The alarm did not go off, so we were a bit delayed; departed No Name at 2:30 and proceeded out into the ocean. Surprisingly, the winds were from the NW, but light, so we elected to keep going. We motor sailed as we had to cover 90 miles and wanted (needed) to get to West End before dark. The seas were calm (1-2 foot) and the day became progressively warmer - the first time we could strip down to T-shirts in a couple of weeks - and sunny. Lauren, who had taken an anti-nausea pill out of precaution, could not stay awake, and so napped twice during the day. The sun came up, and we enjoyed an easy passage.
Once settled in en route, Van rigged the fishing line, with a cedar plug, and within 2 minutes of setting it, we had caught a fish that proceeded to take all the line off the reel. Luckily, the knot held and a half hour of reeling commenced, with Lauren bringing the boat up into the wind to slow her down. (Even though the boat was not moving much through the water, our speed over ground was 4+ knots - The Gulf Stream!) The fish was a yellowtail snapper, maybe 3-4 pounds, which Van filleted and put straight to the chiller. (Given the cost of the fishing gear, we need to catch a lot more to beat the market!) We resumed course and arrived at the waypoint off West End at 3:00 pm. The winds were building by then and up to 15 knots. Because of the broad expanse of water, seas had increased to 3-4 feet. Lauren held the boat into the wind, while Van doused the sails. Lauren said it was quite dramatic, watching the bow go way up then down and the spray being thrown about. Van was otherwise occupied, harnessed in all the while. We entered the Old Bahama Bay Marina, took on fuel, and Van, as Captain, cleared the vessel and crew through customs and immigration. (What forms! One even asked if the mice and rats on board exhibited any sign of illness or whether anyone died while en route from the last port. Luckily, Van could answer no to all.) While others have been complaining of getting only a 30 day license to enter (which has to be renewed before expiry) we were granted 100 days, including for fishing and lobstering.

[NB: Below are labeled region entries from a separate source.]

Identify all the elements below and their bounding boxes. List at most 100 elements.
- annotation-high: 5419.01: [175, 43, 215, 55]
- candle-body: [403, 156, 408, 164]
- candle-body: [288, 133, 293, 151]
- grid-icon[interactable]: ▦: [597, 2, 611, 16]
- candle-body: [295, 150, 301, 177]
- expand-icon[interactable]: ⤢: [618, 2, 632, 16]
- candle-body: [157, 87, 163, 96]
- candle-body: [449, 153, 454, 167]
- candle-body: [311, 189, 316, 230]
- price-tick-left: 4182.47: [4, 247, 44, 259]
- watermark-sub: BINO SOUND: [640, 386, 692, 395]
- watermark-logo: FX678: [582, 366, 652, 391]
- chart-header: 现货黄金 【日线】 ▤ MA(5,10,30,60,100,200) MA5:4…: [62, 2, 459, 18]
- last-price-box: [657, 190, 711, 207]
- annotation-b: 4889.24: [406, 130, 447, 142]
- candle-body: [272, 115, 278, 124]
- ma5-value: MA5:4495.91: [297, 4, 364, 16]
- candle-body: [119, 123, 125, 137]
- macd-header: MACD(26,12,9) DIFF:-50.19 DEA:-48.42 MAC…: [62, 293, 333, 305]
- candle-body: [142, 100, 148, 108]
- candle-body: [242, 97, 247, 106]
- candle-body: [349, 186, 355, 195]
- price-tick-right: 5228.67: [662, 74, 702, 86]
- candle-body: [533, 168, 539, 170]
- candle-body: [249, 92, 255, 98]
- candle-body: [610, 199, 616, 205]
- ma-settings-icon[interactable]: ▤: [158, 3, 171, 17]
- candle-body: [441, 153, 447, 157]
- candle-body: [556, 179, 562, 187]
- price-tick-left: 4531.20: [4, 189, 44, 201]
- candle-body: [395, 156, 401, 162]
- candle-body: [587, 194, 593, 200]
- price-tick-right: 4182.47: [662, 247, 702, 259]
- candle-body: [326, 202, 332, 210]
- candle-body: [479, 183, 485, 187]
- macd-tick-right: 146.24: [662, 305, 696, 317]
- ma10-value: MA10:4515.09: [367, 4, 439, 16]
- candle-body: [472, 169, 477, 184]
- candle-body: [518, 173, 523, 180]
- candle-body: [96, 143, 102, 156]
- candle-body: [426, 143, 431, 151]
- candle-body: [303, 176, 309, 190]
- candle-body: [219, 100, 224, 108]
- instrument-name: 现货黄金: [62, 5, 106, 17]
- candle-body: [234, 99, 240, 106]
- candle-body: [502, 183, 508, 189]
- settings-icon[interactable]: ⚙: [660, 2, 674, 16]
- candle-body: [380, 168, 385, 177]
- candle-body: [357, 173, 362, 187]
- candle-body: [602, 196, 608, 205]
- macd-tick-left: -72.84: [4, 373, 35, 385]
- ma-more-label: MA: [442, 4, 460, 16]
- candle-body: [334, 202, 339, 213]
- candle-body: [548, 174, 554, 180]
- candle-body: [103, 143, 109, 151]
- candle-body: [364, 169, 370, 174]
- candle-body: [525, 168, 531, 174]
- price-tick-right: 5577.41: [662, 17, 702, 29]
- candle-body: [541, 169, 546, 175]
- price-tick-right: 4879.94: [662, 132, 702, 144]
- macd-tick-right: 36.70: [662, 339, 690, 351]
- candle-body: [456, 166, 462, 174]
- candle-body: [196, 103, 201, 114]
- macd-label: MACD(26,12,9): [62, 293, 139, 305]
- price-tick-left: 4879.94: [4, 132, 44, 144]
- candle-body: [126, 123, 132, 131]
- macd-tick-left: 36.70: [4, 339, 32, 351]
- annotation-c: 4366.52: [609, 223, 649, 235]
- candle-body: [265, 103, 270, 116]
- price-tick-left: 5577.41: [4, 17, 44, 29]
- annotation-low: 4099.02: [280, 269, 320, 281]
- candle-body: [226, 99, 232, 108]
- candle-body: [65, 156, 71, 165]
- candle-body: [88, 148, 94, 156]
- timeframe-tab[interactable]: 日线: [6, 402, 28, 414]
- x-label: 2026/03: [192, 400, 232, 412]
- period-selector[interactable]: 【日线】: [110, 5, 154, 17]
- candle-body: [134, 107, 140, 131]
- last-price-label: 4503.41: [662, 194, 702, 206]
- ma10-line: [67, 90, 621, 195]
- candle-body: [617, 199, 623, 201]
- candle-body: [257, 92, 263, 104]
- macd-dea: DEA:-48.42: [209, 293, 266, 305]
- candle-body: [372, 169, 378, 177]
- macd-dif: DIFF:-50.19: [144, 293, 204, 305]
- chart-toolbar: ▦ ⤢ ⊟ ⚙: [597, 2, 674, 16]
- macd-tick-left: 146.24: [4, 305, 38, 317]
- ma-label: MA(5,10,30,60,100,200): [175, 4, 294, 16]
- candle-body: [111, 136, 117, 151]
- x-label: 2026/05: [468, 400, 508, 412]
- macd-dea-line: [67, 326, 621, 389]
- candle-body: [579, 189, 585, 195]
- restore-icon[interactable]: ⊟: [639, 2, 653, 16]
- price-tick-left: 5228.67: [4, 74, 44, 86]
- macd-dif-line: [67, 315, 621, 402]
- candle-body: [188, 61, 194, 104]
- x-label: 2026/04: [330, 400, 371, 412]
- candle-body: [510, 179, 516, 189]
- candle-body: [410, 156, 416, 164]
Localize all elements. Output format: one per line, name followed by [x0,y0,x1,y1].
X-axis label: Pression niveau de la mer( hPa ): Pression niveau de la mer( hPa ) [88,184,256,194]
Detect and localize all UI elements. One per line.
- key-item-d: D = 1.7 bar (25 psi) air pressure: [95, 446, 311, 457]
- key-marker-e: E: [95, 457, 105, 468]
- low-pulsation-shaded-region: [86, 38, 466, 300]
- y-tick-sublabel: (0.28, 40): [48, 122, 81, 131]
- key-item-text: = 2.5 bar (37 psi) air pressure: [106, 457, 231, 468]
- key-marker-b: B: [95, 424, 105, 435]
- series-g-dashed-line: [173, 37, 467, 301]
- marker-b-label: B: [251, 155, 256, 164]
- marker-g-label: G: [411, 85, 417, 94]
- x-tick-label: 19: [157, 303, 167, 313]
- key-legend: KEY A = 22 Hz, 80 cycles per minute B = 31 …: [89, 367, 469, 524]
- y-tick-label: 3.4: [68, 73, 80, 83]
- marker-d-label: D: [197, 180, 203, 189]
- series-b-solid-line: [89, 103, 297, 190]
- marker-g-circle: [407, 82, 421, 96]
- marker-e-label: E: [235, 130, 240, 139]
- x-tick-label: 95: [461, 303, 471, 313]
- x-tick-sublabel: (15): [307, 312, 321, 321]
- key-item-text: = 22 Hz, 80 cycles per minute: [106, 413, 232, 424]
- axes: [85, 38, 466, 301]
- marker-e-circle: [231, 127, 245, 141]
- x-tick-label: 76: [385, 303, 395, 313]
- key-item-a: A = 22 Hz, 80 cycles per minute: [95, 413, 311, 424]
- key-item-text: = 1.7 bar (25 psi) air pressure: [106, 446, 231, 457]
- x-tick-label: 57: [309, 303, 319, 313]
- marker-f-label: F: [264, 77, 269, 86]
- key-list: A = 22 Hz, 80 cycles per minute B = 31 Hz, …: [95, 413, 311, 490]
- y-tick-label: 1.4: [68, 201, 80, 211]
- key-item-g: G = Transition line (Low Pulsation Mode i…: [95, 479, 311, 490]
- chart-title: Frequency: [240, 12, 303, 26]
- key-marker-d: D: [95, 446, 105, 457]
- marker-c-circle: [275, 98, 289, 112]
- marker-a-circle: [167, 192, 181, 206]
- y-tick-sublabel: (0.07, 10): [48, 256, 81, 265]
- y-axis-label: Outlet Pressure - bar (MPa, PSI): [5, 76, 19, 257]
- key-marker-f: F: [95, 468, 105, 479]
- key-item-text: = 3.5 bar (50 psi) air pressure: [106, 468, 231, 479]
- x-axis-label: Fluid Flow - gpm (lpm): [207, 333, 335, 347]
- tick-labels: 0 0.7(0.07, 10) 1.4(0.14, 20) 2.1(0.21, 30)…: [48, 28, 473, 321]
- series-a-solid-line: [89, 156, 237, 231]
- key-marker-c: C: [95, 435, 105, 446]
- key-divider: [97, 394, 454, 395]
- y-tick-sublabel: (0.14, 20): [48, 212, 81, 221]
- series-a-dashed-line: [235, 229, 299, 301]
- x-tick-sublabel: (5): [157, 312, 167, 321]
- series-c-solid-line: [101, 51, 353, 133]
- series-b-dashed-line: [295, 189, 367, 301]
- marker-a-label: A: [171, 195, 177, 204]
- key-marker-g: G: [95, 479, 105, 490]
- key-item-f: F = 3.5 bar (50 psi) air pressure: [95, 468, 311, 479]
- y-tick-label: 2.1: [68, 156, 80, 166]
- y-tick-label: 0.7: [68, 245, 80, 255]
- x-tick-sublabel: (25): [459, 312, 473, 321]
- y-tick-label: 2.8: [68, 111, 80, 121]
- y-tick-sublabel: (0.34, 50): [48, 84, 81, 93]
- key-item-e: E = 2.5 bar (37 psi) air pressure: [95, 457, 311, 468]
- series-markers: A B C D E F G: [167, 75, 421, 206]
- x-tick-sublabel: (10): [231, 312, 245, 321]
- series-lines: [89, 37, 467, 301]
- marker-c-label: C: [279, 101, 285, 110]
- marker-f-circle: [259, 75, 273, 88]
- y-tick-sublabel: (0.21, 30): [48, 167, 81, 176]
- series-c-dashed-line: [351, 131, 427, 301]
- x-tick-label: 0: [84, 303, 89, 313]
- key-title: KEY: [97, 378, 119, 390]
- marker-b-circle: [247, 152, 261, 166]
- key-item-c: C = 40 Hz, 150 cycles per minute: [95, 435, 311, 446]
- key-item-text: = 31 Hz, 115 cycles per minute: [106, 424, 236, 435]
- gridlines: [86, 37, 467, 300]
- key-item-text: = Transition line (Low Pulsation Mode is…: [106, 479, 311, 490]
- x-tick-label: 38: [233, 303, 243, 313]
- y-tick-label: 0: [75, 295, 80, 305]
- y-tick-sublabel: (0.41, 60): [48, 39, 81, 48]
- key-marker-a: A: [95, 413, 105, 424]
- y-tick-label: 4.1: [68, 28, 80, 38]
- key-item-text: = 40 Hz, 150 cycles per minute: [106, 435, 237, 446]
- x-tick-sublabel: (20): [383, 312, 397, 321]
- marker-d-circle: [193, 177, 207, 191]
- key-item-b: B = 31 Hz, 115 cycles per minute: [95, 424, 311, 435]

We moved to our assigned dock space and there tied up for the night (or more because of a pending weather front). Just before we entered, several other boats, including a 100+ foot motor yacht named Magic (the font looks like Disney, but Van was informed no relation; the owner simply likes the name), worked their ways in, so we knew where to go. (Van exclaimed to the dockmaster, while outside the entrance, that it looked narrow, to which she replied "No, Captain, it is plenty wide." She proved right, at least in the day and with relatively calm conditions.)
Today, Saturday, the winds are howling (approaching 30 knots in here, with white caps in this tiny harbor) and we are having our first real rain shower in weeks. We are grateful to be safe across and in a secure harbor, checked in and ready (when the seas abate) to start up and over the Lttle Bahama Banks to the Sea of Abaco!